Massey may not have a burning desire to help gender equality, but with every correct decision she makes, it becomes tougher for bigots to claim that women have no place in football. It adds to the empirical proof that there's only one barometer that should be a barrier to competing in football (and in all sport), and that's ability.
So ignore the first few paragraphs of this post. The next time Sian Massey makes a good decision, tweet, email, blog, shout out of your window. Tell all who will listen (and those who won't). Concerns about being patronising, and focusing too closely on one woman are valid. They're just nowhere near as valid as the fact that the Premier League has only one female official. And even then, she still has to put up with insulting and prejudiced remarks, for lest we forget, doing her job well. Bigots have a voice too, and that voice tends to be quite loud. We need to ensure our voice is louder.
AND IN OTHER NEWS...
Real Madrid's wretched defence of their La Liga title continued with a moribund 0-0 draw against Osasuna at the weekend. Missing Cristiano Ronaldo and Sergio Ramos, due to suspension, Los Blancos have now fallen 15 points behind league leaders, Barcelona.
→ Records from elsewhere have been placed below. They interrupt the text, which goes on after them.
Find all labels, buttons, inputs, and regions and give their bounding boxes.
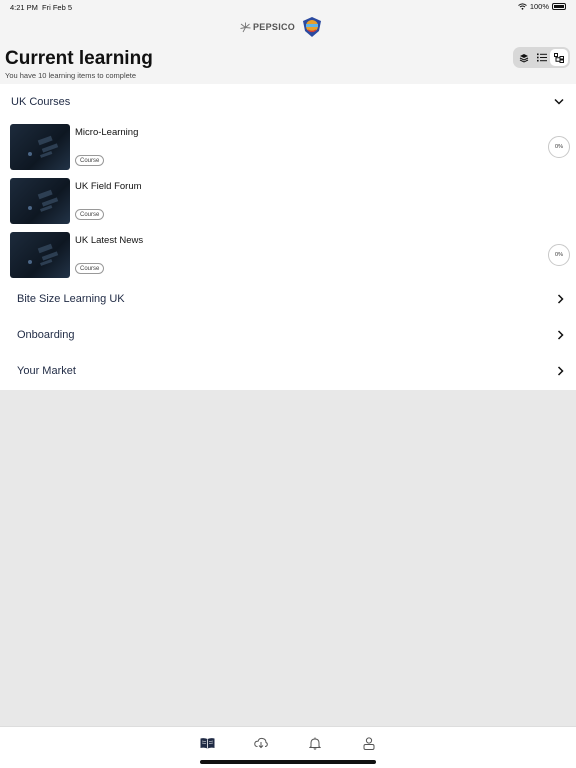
tab-profile[interactable]: [361, 735, 377, 751]
chevron-down-icon[interactable]: [554, 98, 564, 105]
course-item[interactable]: UK Field Forum Course: [10, 178, 570, 224]
category-label: Bite Size Learning UK: [17, 293, 125, 305]
tree-view-button[interactable]: [550, 49, 569, 66]
wifi-icon: [517, 3, 527, 10]
course-thumbnail: [10, 124, 70, 170]
category-row[interactable]: Bite Size Learning UK: [0, 282, 576, 318]
list-icon: [536, 53, 547, 62]
section-header-uk-courses[interactable]: UK Courses: [0, 84, 576, 120]
course-tag: Course: [75, 263, 105, 274]
stack-icon: [519, 53, 529, 63]
book-icon: [200, 738, 214, 749]
bell-icon: [309, 737, 321, 750]
pepsico-logo: PEPSICO: [240, 22, 295, 33]
brand-logos: PEPSICO: [240, 16, 323, 38]
header: PEPSICO Current learning You have 10 lea…: [0, 14, 576, 84]
page-title: Current learning: [5, 48, 153, 69]
course-title: UK Field Forum: [75, 181, 142, 192]
category-row[interactable]: Onboarding: [0, 318, 576, 354]
progress-badge: 0%: [548, 244, 570, 266]
stack-view-button[interactable]: [515, 49, 533, 66]
category-label: Your Market: [17, 365, 76, 377]
chevron-right-icon: [557, 330, 564, 340]
page-subtitle: You have 10 learning items to complete: [5, 71, 137, 80]
course-item[interactable]: Micro-Learning Course 0%: [10, 124, 570, 170]
course-thumbnail: [10, 178, 70, 224]
view-toggle: [513, 47, 570, 68]
learning-content: UK Courses Micro-Learning Course 0% UK F…: [0, 84, 576, 390]
home-indicator: [200, 760, 376, 764]
category-label: Onboarding: [17, 329, 75, 341]
pepsico-leaf-icon: [240, 22, 251, 32]
status-bar: 4:21 PM Fri Feb 5 100%: [0, 0, 576, 14]
chevron-right-icon: [557, 366, 564, 376]
profile-icon: [363, 736, 375, 750]
tab-learning[interactable]: [199, 735, 215, 751]
progress-badge: 0%: [548, 136, 570, 158]
course-title: Micro-Learning: [75, 127, 139, 138]
course-thumbnail-art: [28, 135, 59, 158]
status-date: Fri Feb 5: [42, 3, 73, 12]
status-right: 100%: [517, 2, 566, 11]
download-icon: [254, 737, 268, 749]
pepsico-wordmark: PEPSICO: [253, 22, 296, 32]
course-title: UK Latest News: [75, 235, 144, 246]
course-tag: Course: [75, 155, 105, 166]
tab-notifications[interactable]: [307, 735, 323, 751]
list-view-button[interactable]: [533, 49, 551, 66]
tree-icon: [554, 52, 565, 63]
course-item[interactable]: UK Latest News Course 0%: [10, 232, 570, 278]
battery-percent: 100%: [529, 2, 549, 11]
status-time: 4:21 PM: [10, 3, 38, 12]
battery-icon: [552, 3, 566, 10]
course-thumbnail-art: [28, 189, 59, 212]
course-thumbnail-art: [28, 243, 59, 266]
course-thumbnail: [10, 232, 70, 278]
section-title: UK Courses: [11, 96, 71, 108]
category-row[interactable]: Your Market: [0, 354, 576, 390]
shield-badge-logo: [303, 17, 322, 37]
tab-downloads[interactable]: [253, 735, 269, 751]
course-tag: Course: [75, 209, 105, 220]
chevron-right-icon: [557, 294, 564, 304]
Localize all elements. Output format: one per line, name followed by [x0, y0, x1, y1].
What I found particularly interesting about the game, is that had such a result taken place in the Premier League, some of its cheerleaders would use it as proof positive of England having the world's superior domestic league, a place where unpredictability is just waiting around the corner.
This phenomenon was adroitly summed up by journalist Rory Smith, who tweeted, "A team bottom of the league and without a win in six holding the expensively assembled champions? It can only happen in the Premier Lea... oh.